- 舒克和贝塔
- Genre: Fairy tale, Adventure
- Created by: Zheng Yuanjie (original work)
- Based on: The Adventures of Shuke and Beita (《舒克和贝塔历险记》)
- Written by: Yao Zhongli, Nie Xinru, Zhang Zhiyuan
- Directed by: Yan Dingxian, Lin Wenxiao, Hu Yihong et al.
- Starring: Fan Jie (voice of Shuke), Zhai Wei (voice of Beita)
- Theme music composer: Jin Fuzai
- Composer: Jin Fuzai
- Country of origin: China
- Original language: Mandarin
- No. of episodes: 13

Production
- Production company: Shanghai Animation Film Studio

Original release
- Network: CCTV
- Release: September 14, 1992 – December 1992

= Shuke and Beita =

Chinese series of animation

Shuke and Beita is a series of animation produced by the Shanghai Animation Film Studio, adapted from the long wonder tale The Adventures of Shuke and Beita (舒克和贝塔历险记) by Zheng Yuanjie. Directed by Yan Dingxian, Lin Wenxiao, and others, the series narrates the adventures of two mice: Shuke "the Pilot" and Beita "the Tankist", as they embark on adventures in the real world. The series spans 13 episodes, produced as animated series from 1989 to 1992.

In the 1990s, this animated series aired on CCTV's program Animation City.

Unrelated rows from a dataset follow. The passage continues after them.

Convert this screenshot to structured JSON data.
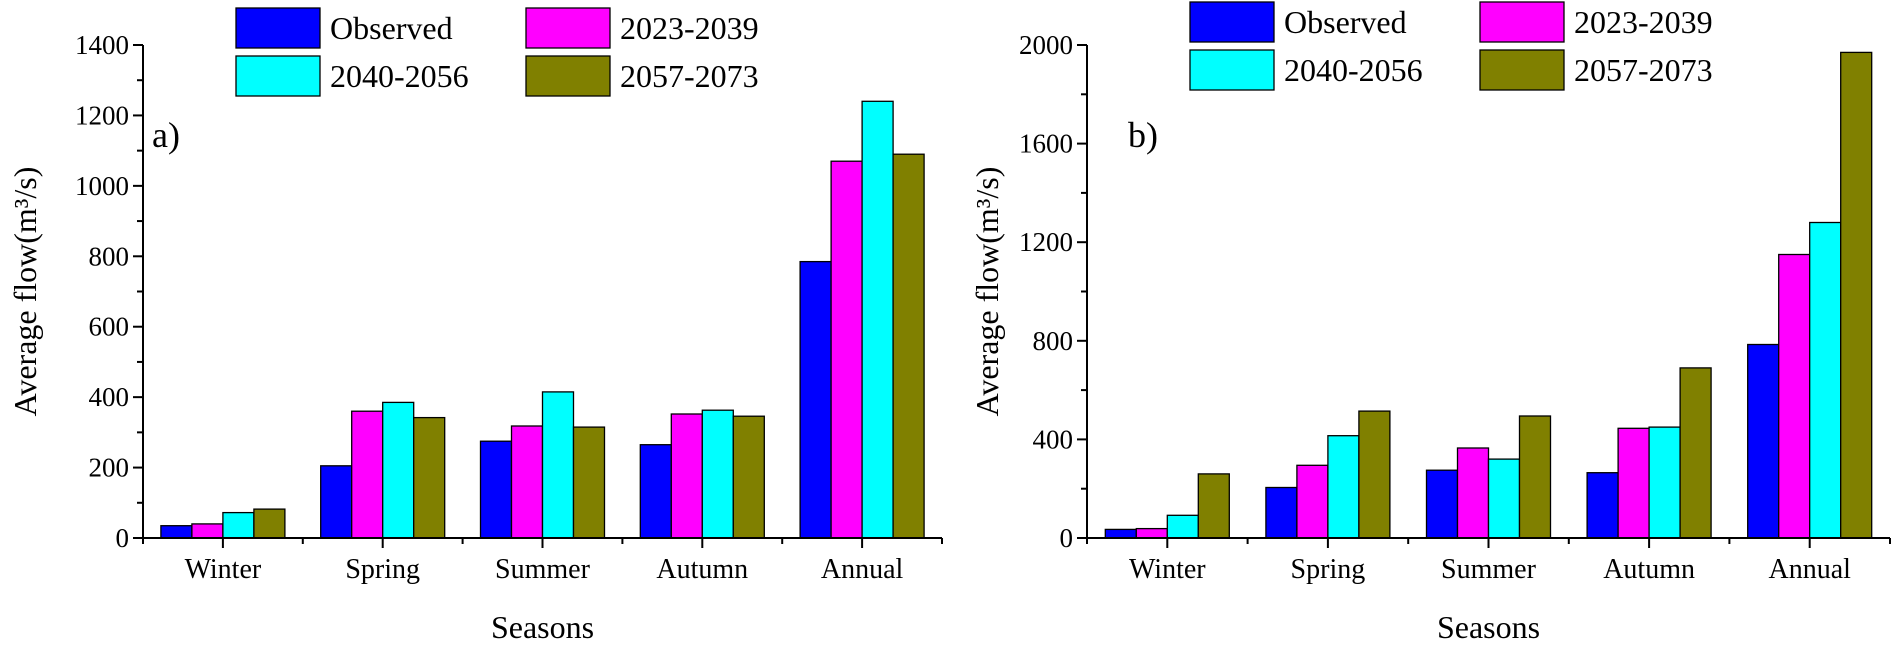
{
  "colors": {
    "Observed": "#0000FF",
    "2023-2039": "#FF00FF",
    "2040-2056": "#00FFFF",
    "2057-2073": "#808000"
  },
  "chart_data": [
    {
      "type": "bar",
      "panel_label": "a)",
      "xlabel": "Seasons",
      "ylabel": "Average flow(m³/s)",
      "categories": [
        "Winter",
        "Spring",
        "Summer",
        "Autumn",
        "Annual"
      ],
      "ylim": [
        0,
        1400
      ],
      "yticks": [
        0,
        200,
        400,
        600,
        800,
        1000,
        1200,
        1400
      ],
      "legend": [
        "Observed",
        "2023-2039",
        "2040-2056",
        "2057-2073"
      ],
      "series": [
        {
          "name": "Observed",
          "values": [
            35,
            205,
            275,
            265,
            785
          ]
        },
        {
          "name": "2023-2039",
          "values": [
            40,
            360,
            318,
            352,
            1070
          ]
        },
        {
          "name": "2040-2056",
          "values": [
            72,
            385,
            415,
            363,
            1240
          ]
        },
        {
          "name": "2057-2073",
          "values": [
            82,
            342,
            315,
            346,
            1090
          ]
        }
      ]
    },
    {
      "type": "bar",
      "panel_label": "b)",
      "xlabel": "Seasons",
      "ylabel": "Average flow(m³/s)",
      "categories": [
        "Winter",
        "Spring",
        "Summer",
        "Autumn",
        "Annual"
      ],
      "ylim": [
        0,
        2000
      ],
      "yticks": [
        0,
        400,
        800,
        1200,
        1600,
        2000
      ],
      "legend": [
        "Observed",
        "2023-2039",
        "2040-2056",
        "2057-2073"
      ],
      "series": [
        {
          "name": "Observed",
          "values": [
            35,
            205,
            275,
            265,
            785
          ]
        },
        {
          "name": "2023-2039",
          "values": [
            38,
            295,
            365,
            445,
            1150
          ]
        },
        {
          "name": "2040-2056",
          "values": [
            92,
            415,
            320,
            450,
            1280
          ]
        },
        {
          "name": "2057-2073",
          "values": [
            260,
            515,
            495,
            690,
            1970
          ]
        }
      ]
    }
  ]
}
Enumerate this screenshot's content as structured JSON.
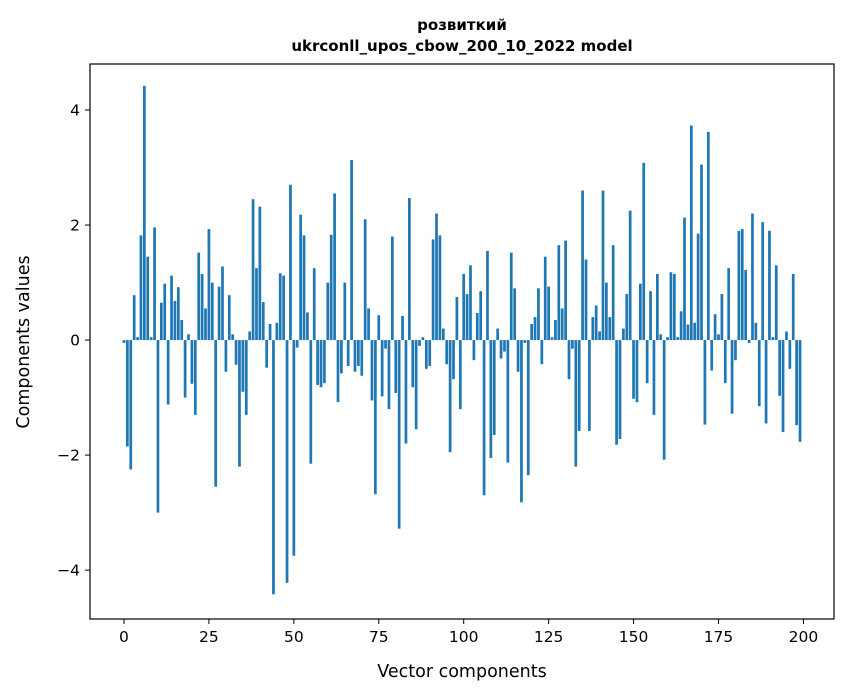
{
  "chart_data": {
    "type": "bar",
    "title_line1": "розвиткий",
    "title_line2": "ukrconll_upos_cbow_200_10_2022 model",
    "xlabel": "Vector components",
    "ylabel": "Components values",
    "xlim": [
      -10,
      209
    ],
    "ylim": [
      -4.85,
      4.8
    ],
    "xticks": [
      0,
      25,
      50,
      75,
      100,
      125,
      150,
      175,
      200
    ],
    "yticks": [
      -4,
      -2,
      0,
      2,
      4
    ],
    "ytick_labels": [
      "−4",
      "−2",
      "0",
      "2",
      "4"
    ],
    "bar_color": "#1f77b4",
    "grid": false,
    "values": [
      -0.05,
      -1.85,
      -2.25,
      0.78,
      0.05,
      1.82,
      4.42,
      1.45,
      0.05,
      1.96,
      -3.0,
      0.65,
      0.98,
      -1.12,
      1.12,
      0.68,
      0.92,
      0.35,
      -1.0,
      0.1,
      -0.76,
      -1.3,
      1.52,
      1.15,
      0.55,
      1.93,
      1.0,
      -2.55,
      0.93,
      1.28,
      -0.55,
      0.78,
      0.1,
      -0.43,
      -2.2,
      -0.9,
      -1.3,
      0.15,
      2.45,
      1.25,
      2.32,
      0.66,
      -0.48,
      0.28,
      -4.42,
      0.3,
      1.16,
      1.12,
      -4.22,
      2.7,
      -3.75,
      -0.13,
      2.18,
      1.82,
      0.48,
      -2.15,
      1.25,
      -0.78,
      -0.82,
      -0.75,
      1.0,
      1.83,
      2.55,
      -1.08,
      -0.58,
      1.0,
      -0.45,
      3.13,
      -0.55,
      -0.45,
      -0.62,
      2.1,
      0.55,
      -1.05,
      -2.68,
      0.43,
      -0.98,
      -0.15,
      -1.2,
      1.8,
      -0.92,
      -3.28,
      0.42,
      -1.8,
      2.47,
      -0.82,
      -1.55,
      -0.1,
      0.05,
      -0.5,
      -0.45,
      1.75,
      2.2,
      1.82,
      0.2,
      -0.42,
      -1.95,
      -0.68,
      0.75,
      -1.2,
      1.15,
      0.8,
      1.3,
      -0.35,
      0.47,
      0.85,
      -2.7,
      1.55,
      -2.05,
      -1.65,
      0.2,
      -0.32,
      -0.2,
      -2.13,
      1.52,
      0.9,
      -0.55,
      -2.82,
      -0.05,
      -2.35,
      0.28,
      0.4,
      0.9,
      -0.42,
      1.45,
      0.93,
      0.05,
      0.35,
      1.65,
      0.55,
      1.73,
      -0.68,
      -0.15,
      -2.2,
      -1.58,
      2.6,
      1.4,
      -1.58,
      0.4,
      0.6,
      0.15,
      2.6,
      1.0,
      0.4,
      1.65,
      -1.82,
      -1.72,
      0.2,
      0.8,
      2.25,
      -1.02,
      -1.08,
      0.98,
      3.08,
      -0.75,
      0.85,
      -1.3,
      1.15,
      0.1,
      -2.08,
      0.05,
      1.18,
      1.15,
      0.05,
      0.5,
      2.13,
      0.27,
      3.73,
      0.3,
      1.85,
      3.05,
      -1.47,
      3.62,
      -0.53,
      0.45,
      0.1,
      0.8,
      -0.75,
      1.25,
      -1.28,
      -0.35,
      1.9,
      1.93,
      1.22,
      -0.05,
      2.2,
      0.3,
      -1.15,
      2.05,
      -1.45,
      1.9,
      0.05,
      1.3,
      -0.97,
      -1.6,
      0.15,
      -0.5,
      1.15,
      -1.48,
      -1.77
    ]
  }
}
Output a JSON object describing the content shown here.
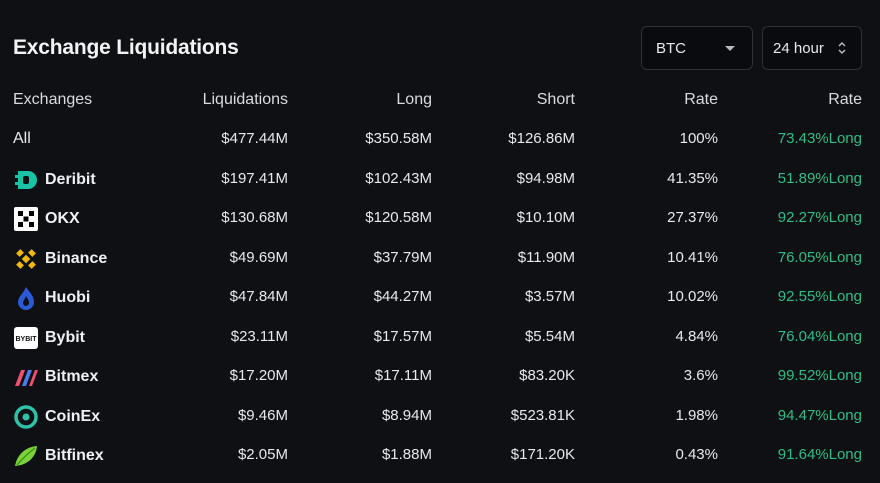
{
  "title": "Exchange Liquidations",
  "filters": {
    "coin": "BTC",
    "period": "24 hour"
  },
  "columns": [
    "Exchanges",
    "Liquidations",
    "Long",
    "Short",
    "Rate",
    "Rate"
  ],
  "rows": [
    {
      "name": "All",
      "icon": "",
      "liquidations": "$477.44M",
      "long": "$350.58M",
      "short": "$126.86M",
      "rate": "100%",
      "long_rate": "73.43%Long"
    },
    {
      "name": "Deribit",
      "icon": "deribit-icon",
      "liquidations": "$197.41M",
      "long": "$102.43M",
      "short": "$94.98M",
      "rate": "41.35%",
      "long_rate": "51.89%Long"
    },
    {
      "name": "OKX",
      "icon": "okx-icon",
      "liquidations": "$130.68M",
      "long": "$120.58M",
      "short": "$10.10M",
      "rate": "27.37%",
      "long_rate": "92.27%Long"
    },
    {
      "name": "Binance",
      "icon": "binance-icon",
      "liquidations": "$49.69M",
      "long": "$37.79M",
      "short": "$11.90M",
      "rate": "10.41%",
      "long_rate": "76.05%Long"
    },
    {
      "name": "Huobi",
      "icon": "huobi-icon",
      "liquidations": "$47.84M",
      "long": "$44.27M",
      "short": "$3.57M",
      "rate": "10.02%",
      "long_rate": "92.55%Long"
    },
    {
      "name": "Bybit",
      "icon": "bybit-icon",
      "liquidations": "$23.11M",
      "long": "$17.57M",
      "short": "$5.54M",
      "rate": "4.84%",
      "long_rate": "76.04%Long"
    },
    {
      "name": "Bitmex",
      "icon": "bitmex-icon",
      "liquidations": "$17.20M",
      "long": "$17.11M",
      "short": "$83.20K",
      "rate": "3.6%",
      "long_rate": "99.52%Long"
    },
    {
      "name": "CoinEx",
      "icon": "coinex-icon",
      "liquidations": "$9.46M",
      "long": "$8.94M",
      "short": "$523.81K",
      "rate": "1.98%",
      "long_rate": "94.47%Long"
    },
    {
      "name": "Bitfinex",
      "icon": "bitfinex-icon",
      "liquidations": "$2.05M",
      "long": "$1.88M",
      "short": "$171.20K",
      "rate": "0.43%",
      "long_rate": "91.64%Long"
    }
  ],
  "colors": {
    "background": "#0e1014",
    "long_green": "#2fbd85",
    "deribit": "#19c3a6",
    "binance": "#f0b90b",
    "coinex": "#2dc3a8",
    "bitfinex": "#7ad23b"
  }
}
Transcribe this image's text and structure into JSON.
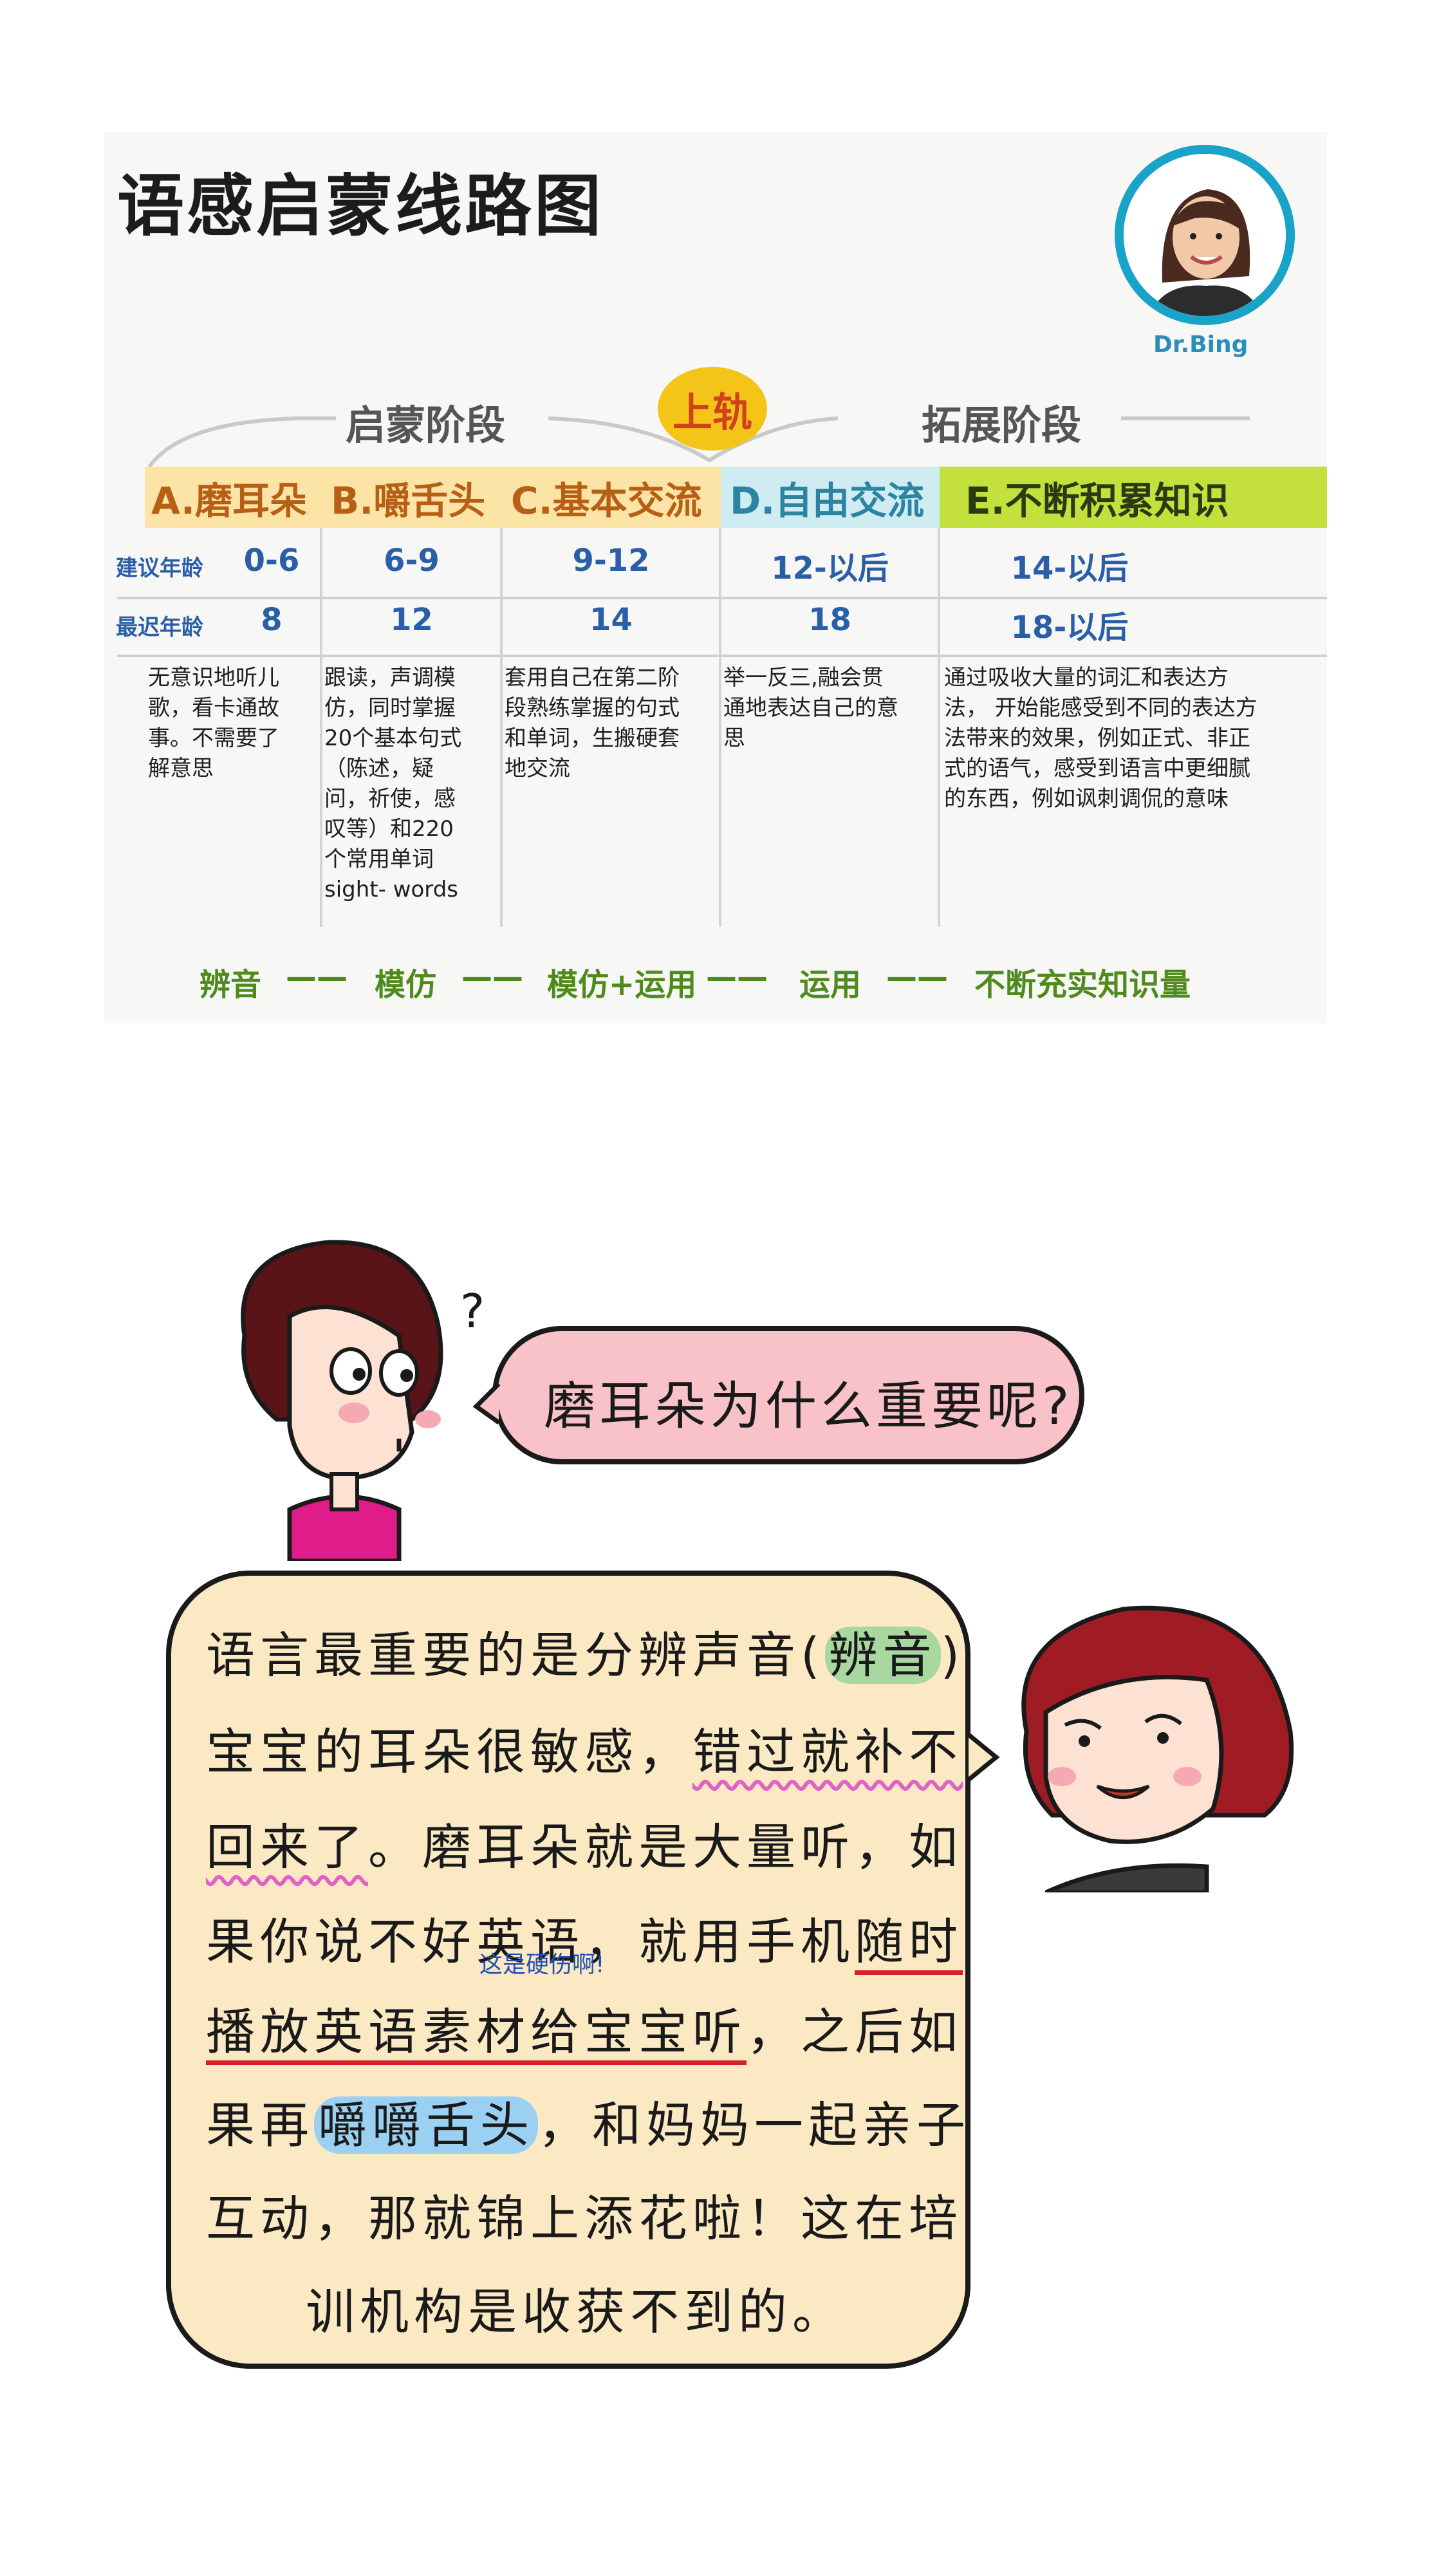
{
  "roadmap": {
    "title": "语感启蒙线路图",
    "avatar_name": "Dr.Bing",
    "stage_left": "启蒙阶段",
    "stage_mid": "上轨",
    "stage_right": "拓展阶段",
    "headers": [
      "A.磨耳朵",
      "B.嚼舌头",
      "C.基本交流",
      "D.自由交流",
      "E.不断积累知识"
    ],
    "row1_label": "建议年龄",
    "row1_values": [
      "0-6",
      "6-9",
      "9-12",
      "12-以后",
      "14-以后"
    ],
    "row2_label": "最迟年龄",
    "row2_values": [
      "8",
      "12",
      "14",
      "18",
      "18-以后"
    ],
    "descriptions": [
      [
        "无意识地听儿",
        "歌，看卡通故",
        "事。不需要了",
        "解意思"
      ],
      [
        "跟读，声调模",
        "仿，同时掌握",
        "20个基本句式",
        "（陈述，疑",
        "问，祈使，感",
        "叹等）和220",
        "个常用单词",
        "sight- words"
      ],
      [
        "套用自己在第二阶",
        "段熟练掌握的句式",
        "和单词，生搬硬套",
        "地交流"
      ],
      [
        "举一反三,融会贯",
        "通地表达自己的意",
        "思"
      ],
      [
        "通过吸收大量的词汇和表达方",
        "法， 开始能感受到不同的表达方",
        "法带来的效果，例如正式、非正",
        "式的语气，感受到语言中更细腻",
        "的东西，例如讽刺调侃的意味"
      ]
    ],
    "flow": [
      "辨音",
      "——",
      "模仿",
      "——",
      "模仿+运用",
      "——",
      "运用",
      "——",
      "不断充实知识量"
    ]
  },
  "comic": {
    "question": "磨耳朵为什么重要呢?",
    "question_mark": "?",
    "note": "这是硬伤啊!",
    "lines": {
      "l1a": "语言最重要的是分辨声音(",
      "l1b": "辨音",
      "l1c": ")",
      "l2a": "宝宝的耳朵很敏感，",
      "l2b": "错过就补不",
      "l3a": "回来了",
      "l3b": "。磨耳朵就是大量听，如",
      "l4a": "果你说不好英语，就用手机",
      "l4b": "随时",
      "l5a": "播放英语素材给宝宝听",
      "l5b": "，之后如",
      "l6a": "果再",
      "l6b": "嚼嚼舌头",
      "l6c": "，和妈妈一起亲子",
      "l7": "互动，那就锦上添花啦！这在培",
      "l8": "训机构是收获不到的。"
    }
  },
  "colors": {
    "header_warm": "#fbe4a6",
    "header_blue": "#cfecf3",
    "header_green": "#c3e03c",
    "rail_yellow": "#f4c419",
    "bubble_pink": "#f9c2c8",
    "bubble_cream": "#fbe9c4",
    "flow_green": "#4f8a1c"
  }
}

On July 24, 2020, a remastered version of the animation was released.

==Characters==
===Main characters===
- Shuke the Pilot - Shuke is a gentle, intelligent, brave, and idealistic little mouse who sets out on adventures to escape the bad reputation of mice. He often flies a helicopter to help various animals.
- Beita the Tankist - Beta is a kind, generous, carefree, and pragmatic little mouse who enjoys helping others and has a liking for drinking gasoline (in the original, it was alcohol). He may also have a fear of heights. Beta is brave and skilled in battle, and he is Shuke's most friendly and loyal companion.

===Others===
- Pipilu – A human boy and a friend of Shuke and Beta. He appears in other works by Zheng Yuanjie, and later becomes a physicist.
- Bailu – A half-mechanical mouse who uses "electromagic" to intimidate a group of cats and becomes the King of the Kingdom of Chris (Cat Kingdom). He loves eating cat meat.
- Feifei – A female mouse. Bailu, whose heart is as cold as ice, wanted to make her the queen, but Feifei rejected the offer.
- Luoqiu – A fat mouse, a companion of Shuke and Beta, and the catering manager of Shuke and Beta's airline. He was tragically killed during a battle with pirates.
- Chouqiu – A companion of Shuke and Beta and the mechanic for Shuke and Beta's airline.
- Mili – A pink female cat who enjoys bullying Beta. After Beta defeats her with his tank, they reconcile.
- Dahua – A blue male cat and Mimi's older brother. He often bullies smaller animals and initially believes all mice are thieves. Eventually, he reconciles with Shuke and Beta.
- "The Pirate" – A one-eyed mouse and the antagonist in the animation, who plots to attack Shuke and Beta's airline.
- Mouse King – The ruler of the mouse city where Shuke and Beta live. He first appears in Episode 13, trying to poison human food with rodenticide, but Shuke and Beta stop him.
- Junior Roqiu – Roqiu's son.
- Touban – Chouqiu's twin brother. He grew up in a newspaper office and understands journalism and publishing. He plays a key role in the resistance against the Mouse King.